Put a cap on Lawyer earnings from malpractice suits, for example $10,000. My personal experience has been that when lawyers get involved the quality of health care drops, so this has the dual effect of lowering malpractice costs and again raising quality of care. Do not cap Victim reimbursement, just the amount the lawyer can gain.
Make it easier for aspiring Doctors to gain a degree by giving them a scholarship option - X years service in needy areas at lower cost and the government pays their school bills. The Government will need to watch closely to insure school rates don’t spiral up from the scholarships. This might aid in both reducing prices and increasing coverage.
I realize the cost of researching new medicines is unlikely to go down - it is profits which drive companies though the extremely costly phase of research and without those profits few new medicines would become available. Some changes in the FDA might reduce the costs, but my understanding is that the bulk of the expense lies in the actual research and jumping through FDA hoops adds only minutely to the final price. We may have to accept that new medicines are too pricey for common availability until a few years profits defray the amortized research costs, but it is also possible that, if the government monkey were removed from citizen’s backs they could give more to charitable funds that could make some of the new drugs available to some citizens.

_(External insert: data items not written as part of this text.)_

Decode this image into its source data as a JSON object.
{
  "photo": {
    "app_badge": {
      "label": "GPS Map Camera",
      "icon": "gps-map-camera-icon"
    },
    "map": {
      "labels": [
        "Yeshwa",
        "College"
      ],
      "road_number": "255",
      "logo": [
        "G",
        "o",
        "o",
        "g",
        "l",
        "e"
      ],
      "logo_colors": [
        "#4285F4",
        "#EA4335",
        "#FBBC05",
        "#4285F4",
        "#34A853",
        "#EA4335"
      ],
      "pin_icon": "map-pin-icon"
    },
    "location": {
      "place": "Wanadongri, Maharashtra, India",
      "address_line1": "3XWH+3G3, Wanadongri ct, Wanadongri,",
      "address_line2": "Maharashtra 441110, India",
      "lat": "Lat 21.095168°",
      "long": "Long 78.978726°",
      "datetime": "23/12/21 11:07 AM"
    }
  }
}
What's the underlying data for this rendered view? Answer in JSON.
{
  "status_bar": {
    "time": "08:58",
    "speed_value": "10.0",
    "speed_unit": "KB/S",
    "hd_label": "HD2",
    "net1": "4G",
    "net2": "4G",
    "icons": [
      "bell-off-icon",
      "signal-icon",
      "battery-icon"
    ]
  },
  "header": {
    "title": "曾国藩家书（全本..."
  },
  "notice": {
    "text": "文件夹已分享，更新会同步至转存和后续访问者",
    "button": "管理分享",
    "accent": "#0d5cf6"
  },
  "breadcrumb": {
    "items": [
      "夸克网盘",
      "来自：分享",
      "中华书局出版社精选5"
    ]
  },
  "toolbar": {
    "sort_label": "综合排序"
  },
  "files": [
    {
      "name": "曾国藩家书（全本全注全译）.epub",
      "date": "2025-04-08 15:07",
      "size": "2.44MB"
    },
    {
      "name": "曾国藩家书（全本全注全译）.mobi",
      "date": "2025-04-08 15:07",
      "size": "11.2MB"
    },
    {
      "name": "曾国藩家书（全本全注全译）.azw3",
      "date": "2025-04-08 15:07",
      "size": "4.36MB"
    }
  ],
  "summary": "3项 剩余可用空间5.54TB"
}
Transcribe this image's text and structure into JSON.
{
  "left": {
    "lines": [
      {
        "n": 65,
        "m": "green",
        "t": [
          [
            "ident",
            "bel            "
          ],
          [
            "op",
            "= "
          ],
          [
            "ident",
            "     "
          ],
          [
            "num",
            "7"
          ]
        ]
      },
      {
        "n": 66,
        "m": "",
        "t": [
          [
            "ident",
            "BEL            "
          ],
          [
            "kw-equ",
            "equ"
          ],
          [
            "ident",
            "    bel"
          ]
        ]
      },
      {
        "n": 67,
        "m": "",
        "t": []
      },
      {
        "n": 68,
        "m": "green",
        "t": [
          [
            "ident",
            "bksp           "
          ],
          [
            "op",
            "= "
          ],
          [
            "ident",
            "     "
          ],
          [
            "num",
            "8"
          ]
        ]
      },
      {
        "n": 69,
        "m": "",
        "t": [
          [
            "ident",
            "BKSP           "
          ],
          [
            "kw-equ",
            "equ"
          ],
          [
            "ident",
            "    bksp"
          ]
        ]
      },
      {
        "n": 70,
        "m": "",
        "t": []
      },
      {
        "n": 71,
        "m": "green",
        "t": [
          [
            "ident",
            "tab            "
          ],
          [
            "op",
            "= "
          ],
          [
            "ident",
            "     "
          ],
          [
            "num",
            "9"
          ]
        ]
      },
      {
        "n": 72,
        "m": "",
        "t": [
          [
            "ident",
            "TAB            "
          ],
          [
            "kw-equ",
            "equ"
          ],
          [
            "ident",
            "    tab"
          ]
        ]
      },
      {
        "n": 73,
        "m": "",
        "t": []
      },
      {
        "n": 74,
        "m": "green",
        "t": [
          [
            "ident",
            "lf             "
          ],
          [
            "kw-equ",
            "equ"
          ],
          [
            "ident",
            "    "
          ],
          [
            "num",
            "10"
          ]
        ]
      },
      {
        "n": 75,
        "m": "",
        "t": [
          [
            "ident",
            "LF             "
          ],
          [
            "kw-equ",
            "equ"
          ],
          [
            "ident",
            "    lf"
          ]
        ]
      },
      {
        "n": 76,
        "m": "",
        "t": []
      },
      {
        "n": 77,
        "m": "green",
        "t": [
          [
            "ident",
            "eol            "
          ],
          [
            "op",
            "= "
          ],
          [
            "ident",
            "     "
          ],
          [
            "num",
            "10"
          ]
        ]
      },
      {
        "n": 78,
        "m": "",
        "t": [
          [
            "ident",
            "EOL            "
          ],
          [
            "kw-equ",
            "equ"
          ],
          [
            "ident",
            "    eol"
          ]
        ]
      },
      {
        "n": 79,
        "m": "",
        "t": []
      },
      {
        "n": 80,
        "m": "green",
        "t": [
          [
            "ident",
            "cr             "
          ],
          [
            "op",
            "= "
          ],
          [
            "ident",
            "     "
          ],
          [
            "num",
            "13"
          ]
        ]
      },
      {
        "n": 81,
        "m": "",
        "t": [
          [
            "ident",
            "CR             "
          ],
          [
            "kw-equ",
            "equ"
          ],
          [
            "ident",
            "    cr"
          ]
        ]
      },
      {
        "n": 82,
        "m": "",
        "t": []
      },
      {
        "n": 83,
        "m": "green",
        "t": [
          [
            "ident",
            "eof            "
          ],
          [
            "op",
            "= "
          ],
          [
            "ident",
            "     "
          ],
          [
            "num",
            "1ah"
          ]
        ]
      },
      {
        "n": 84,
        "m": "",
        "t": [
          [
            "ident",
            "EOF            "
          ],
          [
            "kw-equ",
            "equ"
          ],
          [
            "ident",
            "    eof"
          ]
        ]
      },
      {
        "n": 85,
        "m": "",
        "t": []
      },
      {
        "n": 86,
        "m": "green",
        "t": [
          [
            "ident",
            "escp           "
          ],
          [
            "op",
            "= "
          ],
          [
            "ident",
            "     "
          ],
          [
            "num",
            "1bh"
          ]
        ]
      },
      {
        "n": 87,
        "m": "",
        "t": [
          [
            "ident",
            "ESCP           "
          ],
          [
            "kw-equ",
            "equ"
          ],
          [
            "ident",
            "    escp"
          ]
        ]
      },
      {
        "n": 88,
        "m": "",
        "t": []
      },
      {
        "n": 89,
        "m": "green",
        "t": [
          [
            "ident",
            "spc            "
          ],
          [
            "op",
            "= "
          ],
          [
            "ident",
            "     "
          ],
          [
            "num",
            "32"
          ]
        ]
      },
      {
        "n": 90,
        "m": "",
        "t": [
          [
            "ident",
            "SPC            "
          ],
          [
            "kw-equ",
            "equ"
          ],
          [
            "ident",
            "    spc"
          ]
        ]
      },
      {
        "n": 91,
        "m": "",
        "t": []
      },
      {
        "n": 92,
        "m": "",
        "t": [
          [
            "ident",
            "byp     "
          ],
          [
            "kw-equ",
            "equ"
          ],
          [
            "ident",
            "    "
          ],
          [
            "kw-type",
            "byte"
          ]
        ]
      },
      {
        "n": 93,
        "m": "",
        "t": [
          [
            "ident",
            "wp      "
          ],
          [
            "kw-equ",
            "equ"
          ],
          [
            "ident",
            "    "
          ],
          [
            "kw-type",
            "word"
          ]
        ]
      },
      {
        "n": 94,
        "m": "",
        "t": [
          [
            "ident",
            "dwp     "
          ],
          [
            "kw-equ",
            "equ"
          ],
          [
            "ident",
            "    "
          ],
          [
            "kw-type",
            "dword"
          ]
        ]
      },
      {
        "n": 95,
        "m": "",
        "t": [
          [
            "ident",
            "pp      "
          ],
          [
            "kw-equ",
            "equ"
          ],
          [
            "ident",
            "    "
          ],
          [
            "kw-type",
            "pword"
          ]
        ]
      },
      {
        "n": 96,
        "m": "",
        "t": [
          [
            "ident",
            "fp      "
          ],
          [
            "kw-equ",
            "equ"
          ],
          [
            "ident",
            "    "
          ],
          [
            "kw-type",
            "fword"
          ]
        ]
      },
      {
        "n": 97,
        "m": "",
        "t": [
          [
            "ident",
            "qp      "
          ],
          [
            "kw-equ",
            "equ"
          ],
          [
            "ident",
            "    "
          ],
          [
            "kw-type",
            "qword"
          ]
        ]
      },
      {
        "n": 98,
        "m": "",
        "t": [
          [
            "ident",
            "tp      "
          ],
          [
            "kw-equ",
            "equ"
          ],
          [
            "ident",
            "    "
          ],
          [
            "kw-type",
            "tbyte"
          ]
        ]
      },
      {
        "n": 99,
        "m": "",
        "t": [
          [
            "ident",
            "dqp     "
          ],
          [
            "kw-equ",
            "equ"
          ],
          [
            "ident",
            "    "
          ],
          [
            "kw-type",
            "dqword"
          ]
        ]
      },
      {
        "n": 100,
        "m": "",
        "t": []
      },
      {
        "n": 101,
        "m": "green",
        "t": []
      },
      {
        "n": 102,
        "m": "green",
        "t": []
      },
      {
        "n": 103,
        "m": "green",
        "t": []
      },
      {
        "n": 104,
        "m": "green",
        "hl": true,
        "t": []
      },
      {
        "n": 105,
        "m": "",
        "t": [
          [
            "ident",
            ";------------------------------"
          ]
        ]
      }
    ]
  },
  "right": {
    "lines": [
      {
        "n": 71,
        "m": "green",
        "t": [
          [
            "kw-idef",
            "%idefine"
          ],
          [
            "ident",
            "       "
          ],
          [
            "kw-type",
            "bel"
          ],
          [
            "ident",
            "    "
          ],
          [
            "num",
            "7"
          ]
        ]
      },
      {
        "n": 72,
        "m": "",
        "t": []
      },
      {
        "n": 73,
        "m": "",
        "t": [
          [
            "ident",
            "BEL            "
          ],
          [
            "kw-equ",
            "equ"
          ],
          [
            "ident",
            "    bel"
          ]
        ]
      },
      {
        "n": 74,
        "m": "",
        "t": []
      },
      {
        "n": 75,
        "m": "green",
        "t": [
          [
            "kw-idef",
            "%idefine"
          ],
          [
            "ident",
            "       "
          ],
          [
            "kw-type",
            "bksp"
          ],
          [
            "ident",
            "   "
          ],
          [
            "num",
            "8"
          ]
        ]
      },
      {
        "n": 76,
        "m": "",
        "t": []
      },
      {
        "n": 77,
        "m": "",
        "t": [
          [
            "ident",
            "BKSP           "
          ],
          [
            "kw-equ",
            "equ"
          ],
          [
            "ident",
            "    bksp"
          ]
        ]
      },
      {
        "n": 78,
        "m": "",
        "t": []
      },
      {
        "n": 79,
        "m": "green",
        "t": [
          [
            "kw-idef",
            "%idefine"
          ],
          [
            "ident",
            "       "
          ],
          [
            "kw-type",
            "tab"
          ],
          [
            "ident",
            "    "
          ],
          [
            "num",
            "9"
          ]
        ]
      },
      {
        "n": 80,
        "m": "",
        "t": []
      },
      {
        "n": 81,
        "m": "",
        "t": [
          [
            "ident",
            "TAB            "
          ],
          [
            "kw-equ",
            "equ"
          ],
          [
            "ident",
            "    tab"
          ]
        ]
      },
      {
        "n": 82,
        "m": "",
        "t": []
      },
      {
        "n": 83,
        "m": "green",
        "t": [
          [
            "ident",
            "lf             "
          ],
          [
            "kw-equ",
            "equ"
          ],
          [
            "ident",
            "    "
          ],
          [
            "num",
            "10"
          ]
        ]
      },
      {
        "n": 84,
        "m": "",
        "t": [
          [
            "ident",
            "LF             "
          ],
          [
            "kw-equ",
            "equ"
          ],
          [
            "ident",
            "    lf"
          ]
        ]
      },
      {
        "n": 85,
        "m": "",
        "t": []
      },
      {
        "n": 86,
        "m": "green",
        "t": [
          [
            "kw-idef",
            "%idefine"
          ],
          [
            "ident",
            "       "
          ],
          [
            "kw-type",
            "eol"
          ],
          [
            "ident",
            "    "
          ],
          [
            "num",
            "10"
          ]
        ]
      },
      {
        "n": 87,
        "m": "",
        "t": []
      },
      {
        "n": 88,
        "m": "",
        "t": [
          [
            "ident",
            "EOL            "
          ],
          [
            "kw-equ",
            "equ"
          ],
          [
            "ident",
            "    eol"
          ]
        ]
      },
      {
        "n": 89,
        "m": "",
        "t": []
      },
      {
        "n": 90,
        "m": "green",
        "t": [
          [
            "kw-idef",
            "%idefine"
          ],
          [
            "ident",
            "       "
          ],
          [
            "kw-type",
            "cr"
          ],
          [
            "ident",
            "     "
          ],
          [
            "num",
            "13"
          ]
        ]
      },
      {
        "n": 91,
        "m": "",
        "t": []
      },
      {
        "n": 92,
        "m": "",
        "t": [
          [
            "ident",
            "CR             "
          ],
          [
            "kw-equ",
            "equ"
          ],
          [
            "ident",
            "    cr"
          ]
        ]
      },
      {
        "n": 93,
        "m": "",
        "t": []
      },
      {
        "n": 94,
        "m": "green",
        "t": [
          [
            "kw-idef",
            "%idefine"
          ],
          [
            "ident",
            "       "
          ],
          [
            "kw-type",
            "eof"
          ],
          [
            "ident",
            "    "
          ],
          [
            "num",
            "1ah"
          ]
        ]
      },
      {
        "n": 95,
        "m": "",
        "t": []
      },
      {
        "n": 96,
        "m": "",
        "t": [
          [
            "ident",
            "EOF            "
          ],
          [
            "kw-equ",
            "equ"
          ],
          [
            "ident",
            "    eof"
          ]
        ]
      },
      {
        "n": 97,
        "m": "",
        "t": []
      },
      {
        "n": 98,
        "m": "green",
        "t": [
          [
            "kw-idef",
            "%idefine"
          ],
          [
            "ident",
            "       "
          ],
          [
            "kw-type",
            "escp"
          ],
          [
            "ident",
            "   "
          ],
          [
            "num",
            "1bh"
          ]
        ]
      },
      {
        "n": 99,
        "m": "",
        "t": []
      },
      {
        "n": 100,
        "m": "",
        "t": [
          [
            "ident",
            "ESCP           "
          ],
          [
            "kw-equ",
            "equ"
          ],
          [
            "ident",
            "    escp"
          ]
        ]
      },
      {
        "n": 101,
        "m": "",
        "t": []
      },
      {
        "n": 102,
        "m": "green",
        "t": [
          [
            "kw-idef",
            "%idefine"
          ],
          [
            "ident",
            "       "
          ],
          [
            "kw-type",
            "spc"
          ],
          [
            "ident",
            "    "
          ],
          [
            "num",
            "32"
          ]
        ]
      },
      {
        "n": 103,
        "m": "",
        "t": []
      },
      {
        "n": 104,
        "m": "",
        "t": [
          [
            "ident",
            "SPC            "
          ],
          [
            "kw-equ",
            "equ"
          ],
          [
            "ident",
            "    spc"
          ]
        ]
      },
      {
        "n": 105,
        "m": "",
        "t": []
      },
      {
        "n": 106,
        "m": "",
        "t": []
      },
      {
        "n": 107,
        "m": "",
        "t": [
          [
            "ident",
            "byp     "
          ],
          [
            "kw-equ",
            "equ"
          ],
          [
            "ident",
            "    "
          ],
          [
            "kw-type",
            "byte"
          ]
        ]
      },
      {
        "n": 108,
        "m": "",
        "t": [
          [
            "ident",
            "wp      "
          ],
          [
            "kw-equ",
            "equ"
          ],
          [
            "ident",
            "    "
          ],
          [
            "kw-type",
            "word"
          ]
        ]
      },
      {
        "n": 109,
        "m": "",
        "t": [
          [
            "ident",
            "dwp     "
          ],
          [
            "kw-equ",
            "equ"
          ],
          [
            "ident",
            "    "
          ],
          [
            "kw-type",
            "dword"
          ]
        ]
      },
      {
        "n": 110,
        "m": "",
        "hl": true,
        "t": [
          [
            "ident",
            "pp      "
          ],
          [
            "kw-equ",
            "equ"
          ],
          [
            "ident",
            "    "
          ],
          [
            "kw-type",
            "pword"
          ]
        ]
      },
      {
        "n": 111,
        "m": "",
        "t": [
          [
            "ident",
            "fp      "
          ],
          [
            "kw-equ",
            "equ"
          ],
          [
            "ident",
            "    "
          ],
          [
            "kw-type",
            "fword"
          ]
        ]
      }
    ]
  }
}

My final conclusion is that there exists no panacea cure for the problems which face health care, but government money is apt to prove a cure worse than the ailment.

For those interested, the old man in the poem actually died because a quack of a physician prescribed a new antibiotic for a resistant urinary tract infection which was almost certainly nonexistent. The Doctor prescribed the medicine despite it carrying warnings not to give to patients with serious injuries (a broken hip), the elderly (he was 82) or patients with heart problems (the pacemaker in his chest should have been a clue). The doctor was clearly trying to milk Medicare for money. The game old bird died after months of trying to fight the effects of the drug, which destroyed his gastric balance. He had managed, after going home, to break the forced habit of opiates the step down facility used to keep him sedate, but could not regain the lost strength which the treatment had cost him and perished after months of struggle. All because the current government sponsored system does not work. He was my father.
Forgive me if I cannot endorse yet more Big Brother intervention.